Through her travels, Meg learns to let go of everyone’s help (literally, she’s actually glued to things), see her “flaws” as things that could “come in handy,” and end up on her own Flying to solve her own problems. The story climaxes with Meg defeating a large, pulsating brain through the power of love. If that’s not tokenism… well, we actually kind of wish the whole thing was tokenism.
Sixteen years later, Ellen Raskin published The Westing Game, challenging the prevailing notion that young people were incapable of comprehending a story of immense complexity. (Obviously, the publisher wasn’t familiar with Tolkien.) Its heroine is Tabitha-Ruth Alice “Turtle” Wexler, a 13-year-old girl trapped in the shadow of her pretty sister Big honor for the moniker of the reptile. Turtle and her family are embroiled in an elaborate inheritance mystery that pits entire apartment complexes against each other for a $200 million booty.
Amidst the endless stream of characters, sudden bombings, anonymous tip-offs, and false leads, Turtle demonstrates business acumen, kindness, and independent thinking; The sword falls, and the puzzle is solved, even though the game ends and the prize is withdrawn. By befriending and impressing benefactors, Turtle continues to prove that you don’t have to be young and pretty to get an old man’s multi-million dollar inheritance.
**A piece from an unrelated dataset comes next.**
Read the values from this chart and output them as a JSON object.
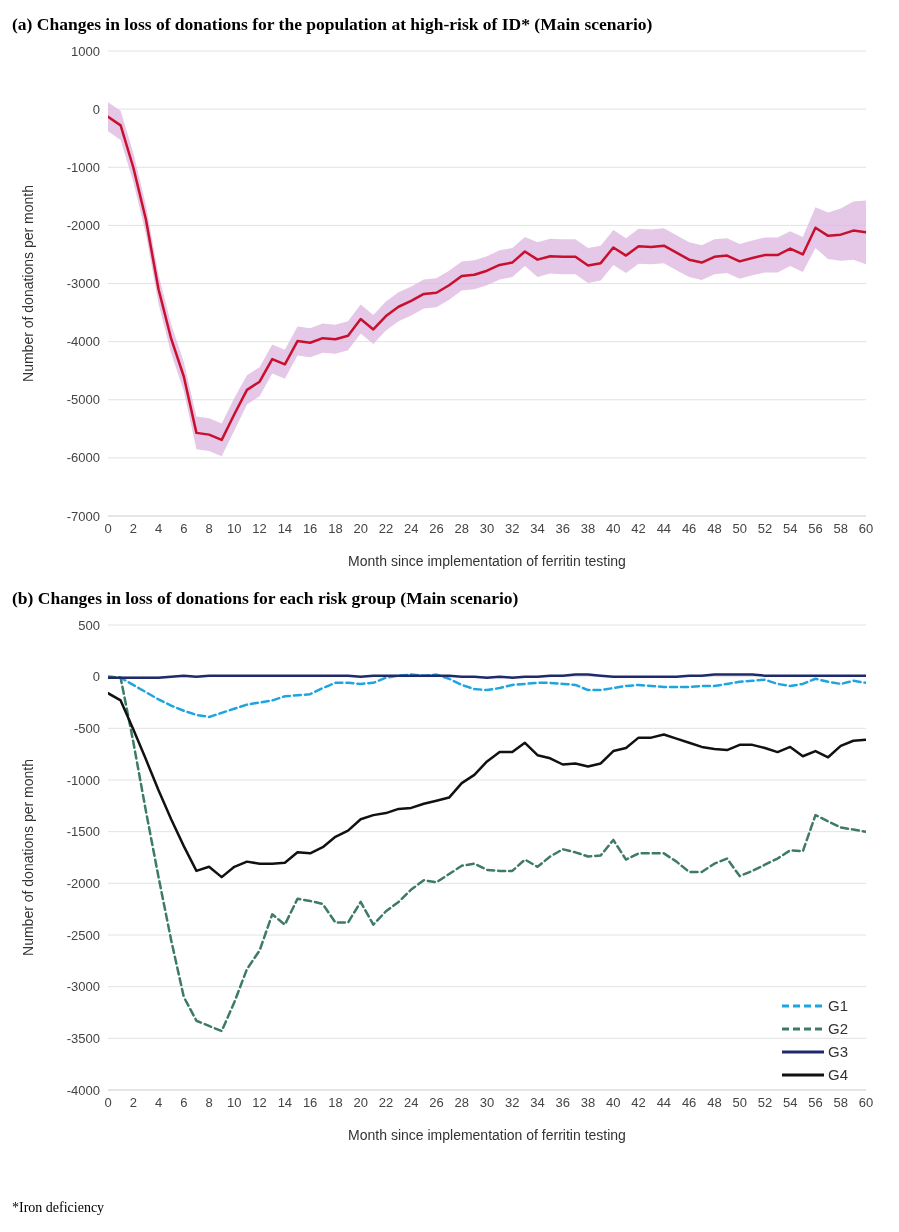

Growing up was hard enough without TV and magazines telling kids to hurry up and buy adult stuff. Granted, literature is as subject to market trends as anything else, but until books start selling advertising space between chapters, we want to think of them as a refuge for the soul. If novels about black magic carnivals, interstellar time warps, and pyrotechnic treasure hunts can somehow present balanced young adult characters, any story that doesn’t is certainly not trying hard enough.